The project was earlier this month granted a ‘not a controlled action’ decision under the Commonwealth’s Environment Protection and Biodiversity Conservation (EPBC) Act.
The ruling allows the project to proceed without a full federal assessment, a significant milestone that de-risks its development timeline. The decision was based on the project’s location on just over 102 hectares of primarily cleared agricultural land near Uralla in the Northern Tablelands, some 450 kilometres north of Sydney.
The battery energy storage system (BESS) is specified with a four-to-eight-hour duration, signalling a strategic focus on energy arbitrage and long-duration firming capacity rather than solely on grid frequency services.

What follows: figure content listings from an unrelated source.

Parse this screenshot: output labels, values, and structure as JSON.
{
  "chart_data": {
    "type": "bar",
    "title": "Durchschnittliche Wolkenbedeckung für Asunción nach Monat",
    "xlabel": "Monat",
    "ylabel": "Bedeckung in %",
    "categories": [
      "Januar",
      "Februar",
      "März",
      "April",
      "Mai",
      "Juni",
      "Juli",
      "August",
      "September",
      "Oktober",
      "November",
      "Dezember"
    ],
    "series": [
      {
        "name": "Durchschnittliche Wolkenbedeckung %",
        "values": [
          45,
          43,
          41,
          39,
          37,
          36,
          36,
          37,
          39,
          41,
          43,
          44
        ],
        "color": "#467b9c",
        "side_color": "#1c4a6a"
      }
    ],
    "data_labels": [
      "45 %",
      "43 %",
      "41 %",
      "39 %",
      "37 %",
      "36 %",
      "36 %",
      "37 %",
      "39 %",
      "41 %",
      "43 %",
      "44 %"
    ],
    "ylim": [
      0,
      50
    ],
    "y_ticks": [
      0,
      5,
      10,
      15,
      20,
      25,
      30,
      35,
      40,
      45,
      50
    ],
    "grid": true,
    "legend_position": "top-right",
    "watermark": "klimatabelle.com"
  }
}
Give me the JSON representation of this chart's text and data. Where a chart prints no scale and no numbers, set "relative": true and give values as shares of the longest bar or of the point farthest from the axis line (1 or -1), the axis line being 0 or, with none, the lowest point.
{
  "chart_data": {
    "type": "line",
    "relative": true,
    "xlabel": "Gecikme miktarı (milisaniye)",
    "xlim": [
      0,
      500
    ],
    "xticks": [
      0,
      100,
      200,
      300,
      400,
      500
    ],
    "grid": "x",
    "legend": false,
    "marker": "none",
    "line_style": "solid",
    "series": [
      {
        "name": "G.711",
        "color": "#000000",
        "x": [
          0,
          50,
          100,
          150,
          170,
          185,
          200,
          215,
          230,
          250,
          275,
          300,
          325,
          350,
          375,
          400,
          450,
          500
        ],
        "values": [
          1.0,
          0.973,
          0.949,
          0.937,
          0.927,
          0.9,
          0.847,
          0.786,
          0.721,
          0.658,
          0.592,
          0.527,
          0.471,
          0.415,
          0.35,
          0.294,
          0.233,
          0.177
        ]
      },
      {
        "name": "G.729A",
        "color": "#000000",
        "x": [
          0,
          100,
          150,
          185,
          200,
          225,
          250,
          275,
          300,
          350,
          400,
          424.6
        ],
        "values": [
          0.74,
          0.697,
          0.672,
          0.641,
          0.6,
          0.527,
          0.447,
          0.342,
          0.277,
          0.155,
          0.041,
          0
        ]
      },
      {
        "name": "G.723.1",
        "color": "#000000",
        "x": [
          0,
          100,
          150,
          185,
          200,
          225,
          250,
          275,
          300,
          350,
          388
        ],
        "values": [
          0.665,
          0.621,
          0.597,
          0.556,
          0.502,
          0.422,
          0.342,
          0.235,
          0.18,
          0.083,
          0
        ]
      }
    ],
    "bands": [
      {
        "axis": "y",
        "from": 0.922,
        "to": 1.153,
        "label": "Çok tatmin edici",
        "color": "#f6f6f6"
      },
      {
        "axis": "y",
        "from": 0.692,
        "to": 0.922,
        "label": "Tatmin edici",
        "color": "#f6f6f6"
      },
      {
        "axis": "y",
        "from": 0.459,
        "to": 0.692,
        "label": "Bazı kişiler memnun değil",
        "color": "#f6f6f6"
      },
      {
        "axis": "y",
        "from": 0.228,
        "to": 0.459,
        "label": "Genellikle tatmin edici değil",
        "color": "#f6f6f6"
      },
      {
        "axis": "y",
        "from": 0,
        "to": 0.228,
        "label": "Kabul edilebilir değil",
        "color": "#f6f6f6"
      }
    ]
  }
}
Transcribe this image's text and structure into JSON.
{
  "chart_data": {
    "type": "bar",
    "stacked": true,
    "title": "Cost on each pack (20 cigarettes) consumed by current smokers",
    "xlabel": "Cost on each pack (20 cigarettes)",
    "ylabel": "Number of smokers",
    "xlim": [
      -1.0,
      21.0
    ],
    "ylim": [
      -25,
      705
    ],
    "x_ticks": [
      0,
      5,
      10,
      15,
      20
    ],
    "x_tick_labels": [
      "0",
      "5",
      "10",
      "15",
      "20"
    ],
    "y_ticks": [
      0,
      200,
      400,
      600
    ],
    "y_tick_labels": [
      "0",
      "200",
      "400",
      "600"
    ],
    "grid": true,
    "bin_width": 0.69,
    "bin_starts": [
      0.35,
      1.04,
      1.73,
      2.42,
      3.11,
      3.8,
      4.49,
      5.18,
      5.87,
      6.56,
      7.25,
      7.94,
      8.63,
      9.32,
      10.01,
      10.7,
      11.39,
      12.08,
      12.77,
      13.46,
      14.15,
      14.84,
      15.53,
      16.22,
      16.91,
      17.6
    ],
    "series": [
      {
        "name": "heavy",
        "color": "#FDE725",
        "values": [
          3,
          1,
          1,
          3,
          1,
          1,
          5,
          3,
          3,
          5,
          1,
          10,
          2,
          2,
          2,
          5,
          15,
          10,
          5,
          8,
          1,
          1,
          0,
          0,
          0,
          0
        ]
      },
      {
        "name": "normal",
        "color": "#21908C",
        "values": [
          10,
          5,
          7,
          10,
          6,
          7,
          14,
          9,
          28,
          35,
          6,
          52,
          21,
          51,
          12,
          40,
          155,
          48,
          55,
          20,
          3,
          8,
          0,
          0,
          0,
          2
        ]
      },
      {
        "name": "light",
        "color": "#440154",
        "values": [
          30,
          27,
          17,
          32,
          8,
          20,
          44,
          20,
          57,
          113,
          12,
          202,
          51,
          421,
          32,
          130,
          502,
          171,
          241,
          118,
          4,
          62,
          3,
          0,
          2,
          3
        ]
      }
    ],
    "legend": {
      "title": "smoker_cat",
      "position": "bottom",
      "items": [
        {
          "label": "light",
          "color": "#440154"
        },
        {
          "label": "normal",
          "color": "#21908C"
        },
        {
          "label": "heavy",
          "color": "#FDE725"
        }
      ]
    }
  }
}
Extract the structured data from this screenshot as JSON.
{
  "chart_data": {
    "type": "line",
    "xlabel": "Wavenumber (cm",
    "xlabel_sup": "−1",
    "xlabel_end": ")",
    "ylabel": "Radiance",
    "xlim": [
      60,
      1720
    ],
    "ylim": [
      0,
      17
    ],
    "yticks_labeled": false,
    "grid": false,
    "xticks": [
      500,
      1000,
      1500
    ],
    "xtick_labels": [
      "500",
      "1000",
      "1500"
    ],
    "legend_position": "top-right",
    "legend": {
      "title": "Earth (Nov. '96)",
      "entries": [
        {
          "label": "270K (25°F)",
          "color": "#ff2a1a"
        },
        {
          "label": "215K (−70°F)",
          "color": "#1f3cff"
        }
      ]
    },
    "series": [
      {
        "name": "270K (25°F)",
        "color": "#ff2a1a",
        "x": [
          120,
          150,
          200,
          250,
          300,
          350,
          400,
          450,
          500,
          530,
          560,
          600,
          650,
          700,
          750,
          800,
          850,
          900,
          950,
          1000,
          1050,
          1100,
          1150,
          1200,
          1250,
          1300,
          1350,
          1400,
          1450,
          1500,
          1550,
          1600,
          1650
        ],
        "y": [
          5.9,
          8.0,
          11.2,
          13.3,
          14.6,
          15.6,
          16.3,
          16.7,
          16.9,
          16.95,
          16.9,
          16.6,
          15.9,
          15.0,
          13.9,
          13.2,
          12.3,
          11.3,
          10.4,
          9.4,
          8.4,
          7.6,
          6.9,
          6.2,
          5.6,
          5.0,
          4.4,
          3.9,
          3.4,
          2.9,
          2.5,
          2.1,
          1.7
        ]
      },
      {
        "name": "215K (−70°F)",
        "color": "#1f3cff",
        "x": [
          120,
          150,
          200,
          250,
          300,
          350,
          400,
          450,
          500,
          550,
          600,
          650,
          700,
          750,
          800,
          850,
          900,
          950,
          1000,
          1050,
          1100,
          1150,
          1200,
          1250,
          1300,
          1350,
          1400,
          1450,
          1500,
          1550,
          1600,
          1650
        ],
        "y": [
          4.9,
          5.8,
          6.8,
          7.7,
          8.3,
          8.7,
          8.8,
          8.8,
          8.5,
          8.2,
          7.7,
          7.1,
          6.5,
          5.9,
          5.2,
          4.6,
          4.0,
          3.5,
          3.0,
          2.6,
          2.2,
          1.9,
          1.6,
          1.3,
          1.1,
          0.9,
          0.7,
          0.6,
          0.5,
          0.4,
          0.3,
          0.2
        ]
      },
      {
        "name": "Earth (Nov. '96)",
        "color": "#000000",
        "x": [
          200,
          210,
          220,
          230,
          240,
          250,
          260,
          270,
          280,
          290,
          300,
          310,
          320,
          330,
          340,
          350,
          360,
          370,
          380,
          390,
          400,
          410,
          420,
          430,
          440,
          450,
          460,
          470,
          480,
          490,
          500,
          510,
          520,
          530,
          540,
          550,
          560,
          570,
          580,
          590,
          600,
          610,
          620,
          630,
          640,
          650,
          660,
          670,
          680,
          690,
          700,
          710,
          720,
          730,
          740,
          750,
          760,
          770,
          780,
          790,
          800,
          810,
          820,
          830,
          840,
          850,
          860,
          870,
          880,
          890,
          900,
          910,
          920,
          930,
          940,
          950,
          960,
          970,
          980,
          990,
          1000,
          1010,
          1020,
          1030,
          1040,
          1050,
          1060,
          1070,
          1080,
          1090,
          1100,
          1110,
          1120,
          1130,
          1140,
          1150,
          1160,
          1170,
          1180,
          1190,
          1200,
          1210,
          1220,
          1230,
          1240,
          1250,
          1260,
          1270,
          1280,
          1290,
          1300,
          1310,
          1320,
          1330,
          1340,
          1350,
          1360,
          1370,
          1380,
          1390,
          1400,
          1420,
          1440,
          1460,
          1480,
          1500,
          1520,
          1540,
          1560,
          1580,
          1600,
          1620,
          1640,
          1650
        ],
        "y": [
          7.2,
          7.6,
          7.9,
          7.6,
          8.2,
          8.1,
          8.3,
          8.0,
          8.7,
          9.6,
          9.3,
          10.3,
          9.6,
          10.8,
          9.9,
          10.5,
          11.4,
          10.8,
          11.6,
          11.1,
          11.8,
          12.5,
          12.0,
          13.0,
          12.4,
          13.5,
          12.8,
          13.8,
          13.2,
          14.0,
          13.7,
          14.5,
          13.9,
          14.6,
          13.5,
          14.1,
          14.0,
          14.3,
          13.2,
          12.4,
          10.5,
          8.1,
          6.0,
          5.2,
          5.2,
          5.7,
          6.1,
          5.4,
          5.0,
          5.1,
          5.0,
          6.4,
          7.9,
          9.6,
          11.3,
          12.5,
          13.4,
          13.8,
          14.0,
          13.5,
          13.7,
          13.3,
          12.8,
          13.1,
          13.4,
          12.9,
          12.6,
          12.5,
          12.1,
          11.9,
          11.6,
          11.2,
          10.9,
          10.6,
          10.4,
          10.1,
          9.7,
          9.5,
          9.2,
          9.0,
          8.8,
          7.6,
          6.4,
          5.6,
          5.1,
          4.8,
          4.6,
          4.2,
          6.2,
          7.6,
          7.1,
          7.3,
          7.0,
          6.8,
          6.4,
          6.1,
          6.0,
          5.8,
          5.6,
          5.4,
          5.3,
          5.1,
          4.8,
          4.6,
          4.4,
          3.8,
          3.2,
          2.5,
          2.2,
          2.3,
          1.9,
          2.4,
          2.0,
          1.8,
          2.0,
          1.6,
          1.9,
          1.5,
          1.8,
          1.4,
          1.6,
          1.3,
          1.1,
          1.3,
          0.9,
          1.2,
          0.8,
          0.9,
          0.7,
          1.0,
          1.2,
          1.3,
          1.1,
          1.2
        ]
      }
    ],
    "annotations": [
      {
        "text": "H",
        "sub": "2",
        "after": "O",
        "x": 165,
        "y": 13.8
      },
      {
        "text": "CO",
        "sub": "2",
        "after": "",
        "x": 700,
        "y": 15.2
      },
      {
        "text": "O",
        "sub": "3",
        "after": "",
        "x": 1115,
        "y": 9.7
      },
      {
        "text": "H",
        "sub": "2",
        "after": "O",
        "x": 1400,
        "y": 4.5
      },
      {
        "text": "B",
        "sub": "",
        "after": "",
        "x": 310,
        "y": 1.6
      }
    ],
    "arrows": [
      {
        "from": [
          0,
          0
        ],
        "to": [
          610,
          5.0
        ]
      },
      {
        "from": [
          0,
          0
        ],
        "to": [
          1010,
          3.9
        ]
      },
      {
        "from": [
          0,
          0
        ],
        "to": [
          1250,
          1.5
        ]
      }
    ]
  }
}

The battery is the $1.6 billion (USD 1 billion) anchor project for the larger Hillview Energy Hub, which is also planned to include co-located 250-300 MW solar farm(s) and a 200-300 MW wind farm, though the BESS is designed to operate independently. It is designated as a State Significant Development and will now proceed through the NSW planning process.
The BESS is located within the New England REZ, one of five being planned for the state. The REZ aims to deliver 8 GW of additional network capacity, supporting renewable energy generation technologies such as solar and energy storage.
The approval adds to Sydney-headquartered Ace Power’s rapidly growing portfolio of large-scale storage assets across Australia, which includes the recently approved 3,600 MWh Nebo BESS and the 500 MW Raglan BESS, both in Queensland.
Earlier this month Ace secured Western Australian government approval for the $400 million Narrogin Solar Farm and battery hybrid project being developed in the state’s Wheatbelt. That project is to include a 200 MW / 400 MWh battery alongside a 200 MW solar farm.